Sunday, October 19, 2008

You Break It, You... apologize and hope for the best?

Over Labor Day weekend, we love to go to Family Camp at Ozark Conference Center in Solgohachia, Arkansas. Last year at camp, Joshua was playing outside and threw a football, which hit and shattered a window. And it was not just any window. It was a double-paned, 8 foot by 4 foot BIG window. Joshua owned up to doing it and was planning on paying for the replacement, but the staff there was wonderful and we were able to take care of it through insurance. It's still kind of a joke whenever they see Joshua coming though.
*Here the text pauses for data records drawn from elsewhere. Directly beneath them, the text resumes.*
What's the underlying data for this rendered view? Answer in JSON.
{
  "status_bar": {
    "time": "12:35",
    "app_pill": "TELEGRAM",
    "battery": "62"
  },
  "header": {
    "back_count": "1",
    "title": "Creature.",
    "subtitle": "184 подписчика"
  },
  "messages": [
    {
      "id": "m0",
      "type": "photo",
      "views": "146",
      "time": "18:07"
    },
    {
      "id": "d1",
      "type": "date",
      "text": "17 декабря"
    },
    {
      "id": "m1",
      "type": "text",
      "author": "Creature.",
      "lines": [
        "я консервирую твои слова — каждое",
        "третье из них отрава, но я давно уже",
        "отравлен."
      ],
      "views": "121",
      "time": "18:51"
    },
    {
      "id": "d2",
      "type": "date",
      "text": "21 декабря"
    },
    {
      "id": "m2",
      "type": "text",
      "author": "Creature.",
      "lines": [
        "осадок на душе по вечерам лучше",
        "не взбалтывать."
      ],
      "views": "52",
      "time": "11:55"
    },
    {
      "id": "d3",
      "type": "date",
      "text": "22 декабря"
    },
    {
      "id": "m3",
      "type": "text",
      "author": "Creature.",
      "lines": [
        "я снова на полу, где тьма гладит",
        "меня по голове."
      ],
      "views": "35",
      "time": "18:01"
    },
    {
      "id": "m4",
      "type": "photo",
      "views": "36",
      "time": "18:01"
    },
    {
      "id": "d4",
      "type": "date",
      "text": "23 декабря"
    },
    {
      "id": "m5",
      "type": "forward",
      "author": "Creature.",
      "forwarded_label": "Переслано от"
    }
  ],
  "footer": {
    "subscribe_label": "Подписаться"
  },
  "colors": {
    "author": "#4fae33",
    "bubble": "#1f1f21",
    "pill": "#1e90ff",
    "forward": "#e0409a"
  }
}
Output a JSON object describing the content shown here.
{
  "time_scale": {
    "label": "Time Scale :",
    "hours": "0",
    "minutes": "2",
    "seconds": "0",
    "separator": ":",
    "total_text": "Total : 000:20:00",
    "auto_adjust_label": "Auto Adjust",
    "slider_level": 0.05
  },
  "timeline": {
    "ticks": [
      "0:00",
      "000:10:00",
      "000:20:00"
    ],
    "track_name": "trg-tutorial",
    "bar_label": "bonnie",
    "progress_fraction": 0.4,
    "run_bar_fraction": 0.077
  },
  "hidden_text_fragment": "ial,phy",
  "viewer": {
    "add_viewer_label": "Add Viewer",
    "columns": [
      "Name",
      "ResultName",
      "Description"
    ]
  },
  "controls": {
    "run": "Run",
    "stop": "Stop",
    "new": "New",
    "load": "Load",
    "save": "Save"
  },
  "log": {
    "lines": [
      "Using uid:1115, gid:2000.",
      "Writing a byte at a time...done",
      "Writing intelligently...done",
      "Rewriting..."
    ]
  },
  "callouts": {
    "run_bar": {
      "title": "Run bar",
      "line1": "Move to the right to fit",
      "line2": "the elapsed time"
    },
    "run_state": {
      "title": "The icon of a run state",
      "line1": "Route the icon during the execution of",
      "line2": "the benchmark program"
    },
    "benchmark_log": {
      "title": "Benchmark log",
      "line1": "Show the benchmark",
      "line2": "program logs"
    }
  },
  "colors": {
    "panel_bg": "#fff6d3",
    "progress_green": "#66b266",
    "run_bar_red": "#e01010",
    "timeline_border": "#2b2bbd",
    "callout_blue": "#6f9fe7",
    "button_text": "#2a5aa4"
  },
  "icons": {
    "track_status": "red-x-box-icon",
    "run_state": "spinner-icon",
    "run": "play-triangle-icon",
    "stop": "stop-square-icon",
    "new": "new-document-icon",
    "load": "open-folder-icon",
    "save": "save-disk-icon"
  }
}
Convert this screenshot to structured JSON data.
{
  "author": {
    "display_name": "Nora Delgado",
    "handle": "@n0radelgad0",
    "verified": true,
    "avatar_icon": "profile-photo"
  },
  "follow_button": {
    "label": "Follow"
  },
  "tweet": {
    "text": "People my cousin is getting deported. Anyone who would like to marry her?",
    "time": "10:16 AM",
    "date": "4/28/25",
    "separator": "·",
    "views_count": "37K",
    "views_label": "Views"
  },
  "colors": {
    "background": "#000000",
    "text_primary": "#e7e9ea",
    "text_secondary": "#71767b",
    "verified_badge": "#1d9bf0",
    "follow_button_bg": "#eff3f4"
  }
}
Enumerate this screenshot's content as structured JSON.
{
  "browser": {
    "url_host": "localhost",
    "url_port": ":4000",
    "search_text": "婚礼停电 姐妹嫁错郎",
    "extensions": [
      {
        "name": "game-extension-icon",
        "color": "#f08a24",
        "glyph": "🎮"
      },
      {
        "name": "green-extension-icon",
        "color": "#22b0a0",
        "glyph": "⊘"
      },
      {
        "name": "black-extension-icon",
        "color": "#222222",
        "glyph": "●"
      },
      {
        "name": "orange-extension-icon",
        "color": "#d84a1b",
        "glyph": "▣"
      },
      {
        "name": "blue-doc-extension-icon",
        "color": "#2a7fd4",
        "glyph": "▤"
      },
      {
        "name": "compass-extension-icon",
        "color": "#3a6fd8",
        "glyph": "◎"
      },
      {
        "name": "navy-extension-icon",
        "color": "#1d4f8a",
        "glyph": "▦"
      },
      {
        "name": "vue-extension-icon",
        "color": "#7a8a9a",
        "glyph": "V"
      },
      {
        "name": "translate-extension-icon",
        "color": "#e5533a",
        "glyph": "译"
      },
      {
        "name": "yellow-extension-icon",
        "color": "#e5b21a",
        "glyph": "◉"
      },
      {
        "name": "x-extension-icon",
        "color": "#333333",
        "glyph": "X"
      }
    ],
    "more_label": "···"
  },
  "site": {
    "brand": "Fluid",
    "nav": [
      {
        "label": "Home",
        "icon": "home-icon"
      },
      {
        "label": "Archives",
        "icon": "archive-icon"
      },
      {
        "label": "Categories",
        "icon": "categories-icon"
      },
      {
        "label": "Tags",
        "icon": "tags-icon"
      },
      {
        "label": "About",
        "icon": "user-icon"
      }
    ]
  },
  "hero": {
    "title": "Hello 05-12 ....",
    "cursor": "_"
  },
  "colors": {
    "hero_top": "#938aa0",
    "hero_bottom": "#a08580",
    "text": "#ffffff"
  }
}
So Saturday night, Joshua had cotillion. The children had to dress up as an "advertisement" or character from a commercial. Joshua went as the Burger King King. After cotillion, the kids and parents all went to the home of another family for dinner and swimming. Immediately upon arrival, Joshua (Burger King man) walks right into the storm door. It was funny at first, until we noticed metal parts beginning to fall and the glass shifting in a very alarming way. Luckily, the glass didn't break and nobody was injured, but the glass did completely fall out of the door. (Never have I seen anything like it.) He was absolutely mortified. I was very proud that he went to find the homeowners and apologized and said he would do whatever it took to fix the door. They were very gracious and told him not to worry about it.

He felt better but was embarrassed and wanted to go home immediately. I told him that he needed to face it and that I knew he would have fun if he just stayed and got through the initial jabs from his friends. Although he was very upset, his wit and charm came through as he said that the door was so clean and clear, he just didn't see it. Then he added, maybe next year, I'll go to cotillion as a bottle of Windex. He makes me laugh.

We also laughed later as we were saying bedtime prayers and Lowell prayed that God would protect Joshua around large pieces of glass. Hopefully, this will be the last glass incident for the poor child.